The server is organized to support a number of pseudo map types that are identified by file type in the repository directory. Eventually, I expect to have proxy types and other constructions useful for stitching multiple maps together. Right now, there is just the .select.js file which is a little chunk of JavaScript that takes a map request and decides what underlying map should be rendered. I needed this straight away because my OSM maps are broken into four different detail levels and something needs to pick the right one to render for each request.
Here is an example:
function select(request) {
var level=request.level, suffix;
if (level>=15) suffix="dl1";
else if (level>=11) suffix="dl2";
else if (level>=7) suffix="dl3";
else if (level>=1) suffix="dl4";
if (suffix) {
logger.info("Select detail level " + suffix + " for level " + level);
return "mqstreet_" + suffix;
} else {
return null;
}
}
Currently, there are two global objects available:
- repository: The object that manages the repository.
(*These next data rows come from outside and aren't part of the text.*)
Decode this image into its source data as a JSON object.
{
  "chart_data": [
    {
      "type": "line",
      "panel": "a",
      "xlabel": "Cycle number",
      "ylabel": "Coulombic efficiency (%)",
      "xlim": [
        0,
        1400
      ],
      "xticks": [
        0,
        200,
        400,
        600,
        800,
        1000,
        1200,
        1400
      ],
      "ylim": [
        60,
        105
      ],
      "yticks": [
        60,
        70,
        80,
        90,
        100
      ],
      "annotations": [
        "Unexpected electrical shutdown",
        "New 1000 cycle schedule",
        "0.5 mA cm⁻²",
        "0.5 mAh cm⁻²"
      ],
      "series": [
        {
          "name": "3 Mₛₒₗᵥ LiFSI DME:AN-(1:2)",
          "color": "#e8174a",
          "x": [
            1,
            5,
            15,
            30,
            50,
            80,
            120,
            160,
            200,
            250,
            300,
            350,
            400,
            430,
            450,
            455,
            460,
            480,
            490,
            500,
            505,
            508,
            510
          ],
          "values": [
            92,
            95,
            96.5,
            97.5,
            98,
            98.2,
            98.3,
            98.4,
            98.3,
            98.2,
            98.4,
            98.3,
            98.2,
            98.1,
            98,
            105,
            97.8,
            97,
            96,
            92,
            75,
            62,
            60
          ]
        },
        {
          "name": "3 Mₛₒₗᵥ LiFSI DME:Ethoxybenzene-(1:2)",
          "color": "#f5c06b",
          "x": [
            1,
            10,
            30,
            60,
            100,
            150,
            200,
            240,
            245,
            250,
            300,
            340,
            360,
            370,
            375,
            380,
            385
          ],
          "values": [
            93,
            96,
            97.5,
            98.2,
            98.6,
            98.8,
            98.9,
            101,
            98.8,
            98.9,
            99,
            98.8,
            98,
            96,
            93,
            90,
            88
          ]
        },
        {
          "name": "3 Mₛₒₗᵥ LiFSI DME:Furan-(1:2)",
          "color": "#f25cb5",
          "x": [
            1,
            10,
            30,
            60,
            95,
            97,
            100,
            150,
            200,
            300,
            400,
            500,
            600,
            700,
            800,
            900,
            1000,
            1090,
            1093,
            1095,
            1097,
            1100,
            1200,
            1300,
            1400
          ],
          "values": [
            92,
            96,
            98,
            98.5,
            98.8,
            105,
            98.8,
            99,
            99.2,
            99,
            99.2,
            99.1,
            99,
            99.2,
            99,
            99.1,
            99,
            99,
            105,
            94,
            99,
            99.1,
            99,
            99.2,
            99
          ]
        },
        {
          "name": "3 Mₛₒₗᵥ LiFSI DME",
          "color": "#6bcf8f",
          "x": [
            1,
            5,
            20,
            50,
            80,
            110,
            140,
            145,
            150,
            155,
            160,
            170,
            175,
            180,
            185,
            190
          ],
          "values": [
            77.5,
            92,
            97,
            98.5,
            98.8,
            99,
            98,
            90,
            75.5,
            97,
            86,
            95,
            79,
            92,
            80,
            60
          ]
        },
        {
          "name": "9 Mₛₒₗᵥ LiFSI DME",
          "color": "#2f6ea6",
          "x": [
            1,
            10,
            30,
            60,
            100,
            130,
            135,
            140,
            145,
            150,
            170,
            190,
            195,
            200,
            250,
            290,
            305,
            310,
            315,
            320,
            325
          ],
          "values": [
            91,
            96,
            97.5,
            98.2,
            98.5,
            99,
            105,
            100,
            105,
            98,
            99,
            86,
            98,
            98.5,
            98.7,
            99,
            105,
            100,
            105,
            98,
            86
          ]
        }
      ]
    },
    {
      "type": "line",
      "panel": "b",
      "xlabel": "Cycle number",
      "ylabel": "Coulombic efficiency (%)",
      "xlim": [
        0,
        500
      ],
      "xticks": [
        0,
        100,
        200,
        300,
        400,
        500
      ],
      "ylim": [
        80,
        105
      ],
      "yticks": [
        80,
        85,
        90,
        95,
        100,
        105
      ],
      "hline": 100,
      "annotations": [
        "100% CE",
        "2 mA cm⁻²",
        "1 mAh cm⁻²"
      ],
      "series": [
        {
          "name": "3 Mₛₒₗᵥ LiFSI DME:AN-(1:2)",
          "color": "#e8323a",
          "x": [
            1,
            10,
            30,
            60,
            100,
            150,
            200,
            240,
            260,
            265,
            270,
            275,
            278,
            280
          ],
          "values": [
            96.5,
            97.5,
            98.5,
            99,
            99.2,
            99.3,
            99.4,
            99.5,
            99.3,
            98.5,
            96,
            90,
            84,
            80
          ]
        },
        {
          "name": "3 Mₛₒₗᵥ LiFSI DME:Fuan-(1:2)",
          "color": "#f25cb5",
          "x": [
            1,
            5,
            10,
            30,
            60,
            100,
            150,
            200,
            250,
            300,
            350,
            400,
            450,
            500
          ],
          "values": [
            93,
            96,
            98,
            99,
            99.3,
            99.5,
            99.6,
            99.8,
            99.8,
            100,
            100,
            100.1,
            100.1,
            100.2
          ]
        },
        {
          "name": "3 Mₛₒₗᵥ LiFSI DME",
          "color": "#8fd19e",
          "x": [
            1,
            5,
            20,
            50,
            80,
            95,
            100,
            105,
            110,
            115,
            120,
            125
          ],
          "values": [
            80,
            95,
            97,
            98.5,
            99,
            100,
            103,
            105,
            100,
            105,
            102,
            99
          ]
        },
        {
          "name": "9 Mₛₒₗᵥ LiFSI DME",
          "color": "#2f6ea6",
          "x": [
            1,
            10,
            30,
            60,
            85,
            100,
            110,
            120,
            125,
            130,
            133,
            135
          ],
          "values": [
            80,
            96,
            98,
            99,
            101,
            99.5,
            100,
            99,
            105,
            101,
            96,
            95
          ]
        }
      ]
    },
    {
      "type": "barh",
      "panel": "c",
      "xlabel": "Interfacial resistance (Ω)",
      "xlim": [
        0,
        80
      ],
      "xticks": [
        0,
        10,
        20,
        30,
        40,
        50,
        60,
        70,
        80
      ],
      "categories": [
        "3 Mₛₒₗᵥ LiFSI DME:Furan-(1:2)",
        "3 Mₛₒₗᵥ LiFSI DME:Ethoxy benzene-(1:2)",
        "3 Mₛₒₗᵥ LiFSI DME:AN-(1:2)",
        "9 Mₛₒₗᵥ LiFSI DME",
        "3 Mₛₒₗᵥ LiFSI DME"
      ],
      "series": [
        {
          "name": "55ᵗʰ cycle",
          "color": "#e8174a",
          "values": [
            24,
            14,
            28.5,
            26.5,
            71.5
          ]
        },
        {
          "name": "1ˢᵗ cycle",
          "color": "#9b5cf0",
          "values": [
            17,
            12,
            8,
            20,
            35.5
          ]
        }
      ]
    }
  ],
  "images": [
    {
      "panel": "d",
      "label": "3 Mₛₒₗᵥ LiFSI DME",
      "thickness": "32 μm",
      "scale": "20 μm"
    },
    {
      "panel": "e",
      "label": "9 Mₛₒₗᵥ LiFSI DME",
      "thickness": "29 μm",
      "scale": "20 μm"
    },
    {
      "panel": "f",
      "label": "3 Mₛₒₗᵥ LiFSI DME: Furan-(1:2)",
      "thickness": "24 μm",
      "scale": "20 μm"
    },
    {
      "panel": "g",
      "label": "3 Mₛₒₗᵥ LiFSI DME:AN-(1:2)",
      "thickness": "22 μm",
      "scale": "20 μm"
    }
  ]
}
Can be used to lookup additional things.
- logger: A SLF4J logger
The js file should define a function "select" that takes a request parameter and returns something that can be turned into a map such as:
- A map name. The invoker will recursively resolve any returned string against the repository to produce a map. Cyclic recursion is detected and stopped.
- A MapLocator object. You can get one of these from repository.lookupMap(name). Or conceivably, you could instantiate some special kind of MapLocator and give it back
- A MapResource object. This is the type of object that actually gets rendered. There is presently not a straight-forward way to create one of these from the JavaScript side.
The request object given to the select() method has the following properties:
- tileWidth
- tileHeight
- mapName
- level
- x
- y
- cost
- time
It is highly likely that I will refactor this class before too much longer, so I'm not going to document these properties further.